PhD Thesis Defense: Fabien Delattre, Ego-Motion Estimation, Video Synchronization, and Self-Balancing
Content
Speaker:
Abstract:
Motion is a fundamental part of the visual world. For animals, the ability to perceive motion is essential for survival, whether to escape predators, locate prey, or navigate dynamic environments. Similarly, there is a need to develop computer vision algorithms that can leverage perceived motion to provide a rich source of information for understanding the world and guiding action. This thesis examines three complementary roles of motion in computer vision: estimating the ego-motion of the observer, leveraging scene motion for downstream applications, and using motion cues directly for control.
First, we introduce a method to estimate the rotation of a handheld camera in the presence of many moving objects. Because this setting is not well addressed by existing datasets, we provide a new dataset and benchmark composed of videos recorded in crowded city scenes. Our method can be viewed as a generalization of the Hough transform over the rotation space. In short, optical flow vectors at distant points provide consistent evidence for the correct rotation, while flow vectors influenced by translation, scene geometry, moving objects, and noise do not produce a consistent estimate. By accumulating evidence across the rotation space, we recover the rotation with the strongest support. Unlike the commonly used RANSAC algorithm, the runtime of our method is independent of the proportion of moving objects, which provides a significant speedup when the outlier rate is high.
Second, we propose a method to temporally align multiple videos recorded in the same scene. When videos are captured from different viewpoints without precise synchronization, aligning them after the fact can be difficult. The metadata or audio needed to do so may be missing or unreliable. Human motion, however, provides a strong cue for identifying matching time points across videos through pose and movement.

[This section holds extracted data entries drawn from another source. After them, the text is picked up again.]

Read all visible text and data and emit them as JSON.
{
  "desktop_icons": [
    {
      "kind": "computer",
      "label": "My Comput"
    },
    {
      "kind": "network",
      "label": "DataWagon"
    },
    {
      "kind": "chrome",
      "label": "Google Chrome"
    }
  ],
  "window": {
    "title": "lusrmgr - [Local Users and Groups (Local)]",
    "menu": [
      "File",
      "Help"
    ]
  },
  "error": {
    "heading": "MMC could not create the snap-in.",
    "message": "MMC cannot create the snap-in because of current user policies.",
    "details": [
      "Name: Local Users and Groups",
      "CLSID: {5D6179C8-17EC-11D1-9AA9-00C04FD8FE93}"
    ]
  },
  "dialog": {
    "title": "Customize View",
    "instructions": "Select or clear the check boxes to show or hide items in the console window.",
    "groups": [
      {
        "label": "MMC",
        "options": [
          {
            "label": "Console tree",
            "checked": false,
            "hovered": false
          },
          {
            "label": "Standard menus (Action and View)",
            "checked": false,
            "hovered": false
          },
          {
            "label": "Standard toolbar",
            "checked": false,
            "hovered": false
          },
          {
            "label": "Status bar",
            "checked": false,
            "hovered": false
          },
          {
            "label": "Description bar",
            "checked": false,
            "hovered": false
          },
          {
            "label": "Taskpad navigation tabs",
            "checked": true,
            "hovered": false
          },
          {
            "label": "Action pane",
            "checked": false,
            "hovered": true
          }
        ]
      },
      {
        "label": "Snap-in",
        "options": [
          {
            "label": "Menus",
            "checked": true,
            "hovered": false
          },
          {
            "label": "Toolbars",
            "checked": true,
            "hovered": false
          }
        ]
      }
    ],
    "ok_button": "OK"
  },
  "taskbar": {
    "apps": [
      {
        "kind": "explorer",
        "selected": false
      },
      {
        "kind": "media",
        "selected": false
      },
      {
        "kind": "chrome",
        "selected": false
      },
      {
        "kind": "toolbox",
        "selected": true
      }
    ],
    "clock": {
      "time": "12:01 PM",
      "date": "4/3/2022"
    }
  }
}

In this part, we leverage view-invariant human pose features to synchronize videos. Unlike previous human pose-based alignment methods, our approach can align videos containing multiple people without tracking or re-identification across views. We achieve this by aggregating pose information from multiple people into a single frame descriptor. This also enables an efficient O(n log n) search for the optimal alignment. This simple but effective strategy leads to major and consistent improvements over existing human-based and visual-feature-based temporal alignment methods.
Finally, we study control directly from visual motion through the task of self-balancing. Rather than estimating ego-motion as an intermediate quantity and then using that estimate for control, we ask whether motion-based visual observations can support closed-loop control directly. To do so, we introduce a new 3D visual self-balancing environment derived from the inverted pendulum, in which a camera is rigidly mounted to the pole and the agent has no access to the ground-truth state. We use image correspondences as the observation modality, making motion explicit while reducing dependence on raw appearance. In this setting, we show that a controller trained from visual correspondences can learn to stabilize the system, and we analyze how performance depends on observation rate, latency, and access to the previous control input.
Advisor:
Erik Learned-Miller